6 of 6 people found the following review helpful:
A chatbot mystery, November 28, 2022
by Mike Russo (Los Angeles)
Related reviews: IF Comp 2022

(This is a lightly-edited version of a review I posted to the IntFiction forums during 2022's IFComp. I also beta tested this game, and haven’t done a full replay, so caveat lector)

There are various origin points for what we’ve come to call IF – Adventure, most obviously, but you can also trace choice-based games back to the print Choose Your Own Adventure series and its own early-20th-Century antecedents, and Aaron Reed defensibly started his 50 Years of Text Games series with the initial, purely-text versions of Oregon Trail. There is an eccentric uncle in the attic nobody really likes to talk about, though – or rather, aunt, since I’m speaking of the chatbot ELIZA. Viewed now as little more than a parlor trick – though how could it have been anything else, given the hardware constraints at its 1960s inception? – AI tech is finally catching up to the possibility of having a computer that can engage in a dialogue with you, even if the Turing Test is in no danger of falling anytime soon.

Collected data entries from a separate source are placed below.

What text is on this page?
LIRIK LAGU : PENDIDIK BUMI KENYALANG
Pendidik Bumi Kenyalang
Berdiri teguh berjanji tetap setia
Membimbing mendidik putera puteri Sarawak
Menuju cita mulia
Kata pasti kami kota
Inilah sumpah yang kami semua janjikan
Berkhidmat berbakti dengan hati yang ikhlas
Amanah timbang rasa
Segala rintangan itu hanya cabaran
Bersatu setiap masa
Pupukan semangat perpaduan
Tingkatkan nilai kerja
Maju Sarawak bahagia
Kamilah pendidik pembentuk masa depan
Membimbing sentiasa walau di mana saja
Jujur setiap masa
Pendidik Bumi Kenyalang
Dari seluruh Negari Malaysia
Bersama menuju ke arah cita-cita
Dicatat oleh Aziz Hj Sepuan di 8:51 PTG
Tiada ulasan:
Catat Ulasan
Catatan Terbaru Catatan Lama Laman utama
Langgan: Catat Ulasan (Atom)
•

So it makes sense that authors are now attempting to re-cross the streams and make a chatbot into a game, rather than something for pre-teen boys to feed dirty jokes into.

Of the runs at this idea that I’ve seen, Thanatophobia seems the strongest. I’m not equipped to evaluate the back-end of what makes it feel reasonably responsive, but there are some design parameters that are cannily set up to paper over the inevitable infelicities that will come up when trying to speak English to a robot. For one thing, the interlocuter character is set up as someone disoriented and not in their right mind, so the occasional odd interjection doesn’t seem too mimesis breaking. For another, the game’s built around a mystery with several pieces, so it’s less likely the player will spend so much time on one topic or area that they start trying increasingly-odd questions or statements. The author’s also done a good job of fleshing out various non-essential bits of backstory so that there’s room for the player to explore without quickly seeing the difference between the hand-tuned, critical path content and generic chatbot oatmeal.

The story being told here isn’t especially novel – there’s a little bit of a twist, but plumbing an allegory to discover someone’s hidden trauma is well-trod territory in IF by this point, albeit it does act as a clever homage to the psychoanalyst-aping roots of the chatbot conceit. And the characters inhabit well-worn archetypes without doing much to distinguish themselves. But for a formal experiment, keeping the narrative tame is probably the right call. Similarly, while the expected chatbot-friction is reduced, it’s definitely still there – but I do wonder how much of that would be smoothed if there were more uniform player expectations about how to interact with such things, much as there are by now for traditional parser games.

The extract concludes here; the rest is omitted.